Arnie Weissmann
A recent Gallup poll measuring trust in 11 "core" professions -- nurses, pharmacists, medical doctors, police officers, clergy, bankers, lawyers, business executives, car salespeople, advertising practitioners, members of Congress -- has reached a low mark in the 21st century. On average, only 30% of respondents gave a "high" or "very high" rating for the ethics and honesty of people holding those jobs.
That's 8 percentage points down from 2020.
I have listed them above in the order of perceived trustworthiness; nurses, for example, receive a 76% positive rating while members of Congress pull down the average with only an 8% approval.
(You might, incidentally, feel the urge to question my numbers; news reporters, while not among the "core" professions, rank a net negative. Only 17% gave a "high" or "very high" rating for journalists; television reporters, specifically, fared even worse, at 14%.)
But what about travel advisors and other industry professionals? They're not listed, though there's some overlap with business executives (12% approval) and advertising practitioners (8% approval).
The question is not academic. Advisors face two challenges: First, they have no credentials that are widely recognized by consumers who may be trying to identify true travel-planning experts from those who purchased credentials from a card mill. And second, AI can scrape the language on websites of true experts and create a booking site that can be quite convincing. (Doubting AI's ability to appeal? A recent study showed an AI-enhanced scam message can raise the click-through rate from 12% to an astonishing 54%.)
At a sold-out meeting of the ASTA New York chapter earlier this month, I interviewed ASTA CEO Zane Kerby onstage about how the organization is helping members face these dual challenges.

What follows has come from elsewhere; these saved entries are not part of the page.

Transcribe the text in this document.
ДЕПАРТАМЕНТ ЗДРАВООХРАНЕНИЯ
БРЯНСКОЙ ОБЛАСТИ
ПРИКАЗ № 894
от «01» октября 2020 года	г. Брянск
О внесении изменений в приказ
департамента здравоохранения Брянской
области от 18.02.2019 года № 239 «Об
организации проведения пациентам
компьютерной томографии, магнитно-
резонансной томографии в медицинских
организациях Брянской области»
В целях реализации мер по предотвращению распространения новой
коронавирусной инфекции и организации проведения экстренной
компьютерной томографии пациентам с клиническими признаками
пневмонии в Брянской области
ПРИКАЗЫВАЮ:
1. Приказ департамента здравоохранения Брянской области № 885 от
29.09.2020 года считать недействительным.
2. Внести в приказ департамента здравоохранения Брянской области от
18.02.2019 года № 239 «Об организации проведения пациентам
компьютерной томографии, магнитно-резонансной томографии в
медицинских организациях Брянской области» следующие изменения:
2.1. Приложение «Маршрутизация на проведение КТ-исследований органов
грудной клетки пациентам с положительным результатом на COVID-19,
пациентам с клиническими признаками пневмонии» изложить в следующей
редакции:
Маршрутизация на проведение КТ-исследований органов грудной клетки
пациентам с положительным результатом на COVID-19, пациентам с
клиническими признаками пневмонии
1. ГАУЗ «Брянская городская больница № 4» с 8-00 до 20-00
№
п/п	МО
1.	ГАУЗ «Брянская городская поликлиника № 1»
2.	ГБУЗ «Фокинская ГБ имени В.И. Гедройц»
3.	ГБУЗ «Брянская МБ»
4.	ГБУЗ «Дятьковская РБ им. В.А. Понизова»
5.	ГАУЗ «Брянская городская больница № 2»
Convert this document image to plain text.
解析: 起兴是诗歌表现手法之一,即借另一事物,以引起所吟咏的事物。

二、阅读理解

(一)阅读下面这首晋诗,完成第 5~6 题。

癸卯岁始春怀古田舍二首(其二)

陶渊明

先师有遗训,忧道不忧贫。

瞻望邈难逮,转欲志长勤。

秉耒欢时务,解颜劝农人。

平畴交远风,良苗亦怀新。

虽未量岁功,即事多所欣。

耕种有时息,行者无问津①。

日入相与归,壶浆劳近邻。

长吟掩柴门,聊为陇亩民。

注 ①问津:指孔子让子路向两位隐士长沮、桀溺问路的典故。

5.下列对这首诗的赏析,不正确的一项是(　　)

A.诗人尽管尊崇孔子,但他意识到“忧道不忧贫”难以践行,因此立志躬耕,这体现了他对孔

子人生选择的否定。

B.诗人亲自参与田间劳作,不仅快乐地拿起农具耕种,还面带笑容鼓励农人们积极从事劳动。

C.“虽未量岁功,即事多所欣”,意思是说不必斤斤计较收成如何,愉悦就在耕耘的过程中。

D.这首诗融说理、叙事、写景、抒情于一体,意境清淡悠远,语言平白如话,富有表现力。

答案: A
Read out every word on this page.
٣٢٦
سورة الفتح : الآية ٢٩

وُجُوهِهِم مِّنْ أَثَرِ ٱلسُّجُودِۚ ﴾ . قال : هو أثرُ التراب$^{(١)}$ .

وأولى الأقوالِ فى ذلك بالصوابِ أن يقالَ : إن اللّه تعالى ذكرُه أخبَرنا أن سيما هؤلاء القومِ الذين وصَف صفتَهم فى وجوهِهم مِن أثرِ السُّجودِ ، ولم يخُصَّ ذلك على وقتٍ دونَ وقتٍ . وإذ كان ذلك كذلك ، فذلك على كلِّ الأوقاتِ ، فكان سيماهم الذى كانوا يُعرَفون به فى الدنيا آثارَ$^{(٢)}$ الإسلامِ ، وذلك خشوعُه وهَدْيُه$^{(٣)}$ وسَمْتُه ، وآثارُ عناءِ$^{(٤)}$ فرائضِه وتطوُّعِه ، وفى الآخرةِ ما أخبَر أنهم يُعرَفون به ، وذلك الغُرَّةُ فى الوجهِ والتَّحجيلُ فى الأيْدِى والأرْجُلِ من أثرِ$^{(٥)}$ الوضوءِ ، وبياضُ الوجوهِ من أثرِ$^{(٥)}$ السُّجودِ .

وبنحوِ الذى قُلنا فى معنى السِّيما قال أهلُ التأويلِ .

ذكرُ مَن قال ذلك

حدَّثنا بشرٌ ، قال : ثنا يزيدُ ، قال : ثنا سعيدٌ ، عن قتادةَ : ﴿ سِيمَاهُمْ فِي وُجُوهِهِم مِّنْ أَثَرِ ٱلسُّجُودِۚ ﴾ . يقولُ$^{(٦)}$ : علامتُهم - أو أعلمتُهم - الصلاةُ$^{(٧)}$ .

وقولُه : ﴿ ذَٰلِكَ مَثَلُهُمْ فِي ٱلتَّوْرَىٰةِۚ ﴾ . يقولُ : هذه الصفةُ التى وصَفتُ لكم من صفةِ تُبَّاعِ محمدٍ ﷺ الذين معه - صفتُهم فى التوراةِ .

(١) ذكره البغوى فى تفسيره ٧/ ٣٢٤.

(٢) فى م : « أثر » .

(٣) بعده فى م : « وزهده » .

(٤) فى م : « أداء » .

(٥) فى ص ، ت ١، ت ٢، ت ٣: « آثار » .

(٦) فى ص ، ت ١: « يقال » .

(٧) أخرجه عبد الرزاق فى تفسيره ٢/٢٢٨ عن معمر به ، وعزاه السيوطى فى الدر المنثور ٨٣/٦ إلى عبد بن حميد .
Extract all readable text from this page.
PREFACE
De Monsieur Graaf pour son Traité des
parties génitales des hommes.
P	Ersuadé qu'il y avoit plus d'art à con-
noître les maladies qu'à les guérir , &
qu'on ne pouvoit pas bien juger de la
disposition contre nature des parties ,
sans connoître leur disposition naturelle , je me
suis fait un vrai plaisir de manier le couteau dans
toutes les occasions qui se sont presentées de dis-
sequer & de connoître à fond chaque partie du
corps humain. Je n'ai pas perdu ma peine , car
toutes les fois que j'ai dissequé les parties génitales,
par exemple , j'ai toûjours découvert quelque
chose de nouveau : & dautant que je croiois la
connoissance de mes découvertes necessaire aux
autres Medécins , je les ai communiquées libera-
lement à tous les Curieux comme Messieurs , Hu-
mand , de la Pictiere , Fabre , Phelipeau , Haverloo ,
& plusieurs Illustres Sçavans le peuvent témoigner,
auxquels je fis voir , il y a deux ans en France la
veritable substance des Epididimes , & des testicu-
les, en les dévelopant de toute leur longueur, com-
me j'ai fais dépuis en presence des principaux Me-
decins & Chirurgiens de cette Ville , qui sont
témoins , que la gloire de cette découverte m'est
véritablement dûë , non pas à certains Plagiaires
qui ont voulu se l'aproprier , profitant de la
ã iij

Kerby is hopeful that Congress will put guardrails around AI to prevent it from mimicking the language of travel experts. "The average ASTA travel advisor has been to 73 countries and adds one or two each year," he said. "They are unbelievably knowledgeable, and to be able to steal that knowledge and promote recommendations dispensed by a chatbot is unreasonable, unethical and should be illegal."
In December, ASTA launched VeriVacation.com, which links consumers to advisors who demonstrate a combination of experience, minimum sales figures and completed regulatory and ethics coursework and who have signed an ethics pledge. Kerby said he hopes the project will engender trust and even empathy between consumers and advisors ("I can't get a hug from a chatbot," he said).
To put teeth behind the program, there is a dispute-adjudication process. "The worst calls I get is when someone says, 'Our fifth wedding anniversary was ruined because a travel advisor took our money and ran off with it,'" Kerby said. "I pray they're not an ASTA member, and most of the time they're not, but they're giving the profession a black eye."
If the advisor in question is a member, the consumer must be satisfied at the end of the adjudication process. Otherwise? "Unfortunately," he said, "the board expelled two members in December."
I asked whether ASTA had considered partnering with the Travel Institute to have their Certified Travel Counselor designation merge with VeriVacation to provide credentialed assurance to consumers, just as a CPA designation verifies certified public accountants.
"We've looked at partnering with them several different times, but unfortunately it didn't come together the way we would have hoped," Kerby replied.
How about state or national licensing?
"A national licensure regime has been the subject of every [ASTA] board meeting for the last 12 years," he said. "It's an extremely long and expensive process. And once it's out there, it takes on a life of its own. You don't have control over it."
Has he contacted some of the agency groups whose standards are so low that they can have an impact on the reputation of advisors in general?
The answer was no. "We're working with individual behavior," Kerby said. "Everyone has decisions to make. We're trying to lift the entire profession with strict standards. We can't police everyone, but we're going to make sure that people know who they can trust."
The dual trials that the organization faces -- AI challenges and getting the word out about verified travel advisors -- are significant.
One hopes for many reasons that Congress can put legal fences around AI, though enforcement of anything over the web is clearly problematic.
The challenge of raising awareness about advisor verification on a limited budget is going to be uphill but winnable over time. As a start, ASTA is filming a Super Bowl-style ad in New Orleans to try to get the point across.
Personally, I wish ASTA had been able to come to an agreement to combine forces with the Travel Institute on verification/certification. It's not ideal to have overlapping professionalism programs. The Travel Institute's CTC designation has some history behind it and could raise the recognition and trust factor for all verified ASTA agents who put those initials after their name.